Focusing on the Numerator in the log

Now,

\[p_\theta(\mathbf{x},\mathbf{z}_{1,…,T} )=p_\theta(\mathbf{x}|\mathbf{z}_{1,…,T})p_\theta(\mathbf{z}_{1,…,T})\]

We have parametrized the decoder such that \(p_\theta( \mathbf{x} \mid \mathbf{z}_1)\) is conditionally independent from \(\mathbf{z}_2,….,\mathbf{z}_T\). We call this the Markov property of \(p\). This is:

\[= p_\theta(\mathbf{x}|\mathbf{z}_1)p_\theta(\mathbf{z}_{1,…,T})\]

Expanding by using the Chain Rule:

\[p_\theta(\mathbf{x}|\mathbf{z}_1 )p_\theta(\mathbf{z}_1|\mathbf{z}_{2,…,T})p_\theta(\mathbf{z}_{2,…,T})\]

Once again, using the Markov property of \(p\):

\[p_\theta(\mathbf{x}|\mathbf{z}_1 )p_\theta(\mathbf{z}_1|\mathbf{z}_2 )p_\theta(\mathbf{z}_{2,…,T})\]

Continuing, we get

\[p_\theta(\mathbf{x}|\mathbf{z}_1 )p_\theta(\mathbf{z}_1|\mathbf{z}_2 )p_\theta(\mathbf{z}_2|\mathbf{z}_3 )\dots p_\theta(\mathbf{z}_{T-1}|\mathbf{z}_T )p_\theta(\mathbf{z}_T )\]

Thus, the probability of taking a particular path from \(\mathbf{z}_T\) to \(\mathbf{x}\) is given by the above expression. Which is typical, this is just the chain rule applied to Markov chain.

One way to put this:

The integrals iterate over all possible values of \(\mathbf{z}_1, \dots, \mathbf{z}_T\).

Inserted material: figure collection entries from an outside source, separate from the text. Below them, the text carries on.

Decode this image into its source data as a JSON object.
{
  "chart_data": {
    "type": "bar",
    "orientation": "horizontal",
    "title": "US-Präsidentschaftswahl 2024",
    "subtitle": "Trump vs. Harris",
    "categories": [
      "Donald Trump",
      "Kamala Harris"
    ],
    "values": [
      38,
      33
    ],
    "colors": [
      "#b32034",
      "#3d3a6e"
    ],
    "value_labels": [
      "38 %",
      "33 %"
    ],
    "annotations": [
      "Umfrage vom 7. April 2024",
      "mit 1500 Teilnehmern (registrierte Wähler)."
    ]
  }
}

They are then plugged in for the expression for the joint distribution \(p_\theta(\mathbf{x}, \mathbf{z}_{1,\dots,T})\) to get a probability value, which accumulates across the loop. \(p_\theta(\mathbf{x}, \mathbf{z}_{1,\dots,T})\) maps a tuple of values \((\mathbf{x}, \mathbf{z}_{1,\dots,T})\) to a density value based on the joint distribution.

However, given this same tuple, \((\mathbf{x}, \mathbf{z}_{1,\dots,T})\), we can evaluate the density by evaluating the probability density of the ‘path’ that goes from \(\mathbf{z}_T\) to \(\mathbf{x}\), which is this expression:

\[p_\theta(\mathbf{x} | \mathbf{z}_1) p_\theta(\mathbf{z}_1 | \mathbf{z}_2) p_\theta(\mathbf{z}_2 | \mathbf{z}_3) \dots p_\theta(\mathbf{z}_{T-1} | \mathbf{z}_T) p_\theta(\mathbf{z}_T)\]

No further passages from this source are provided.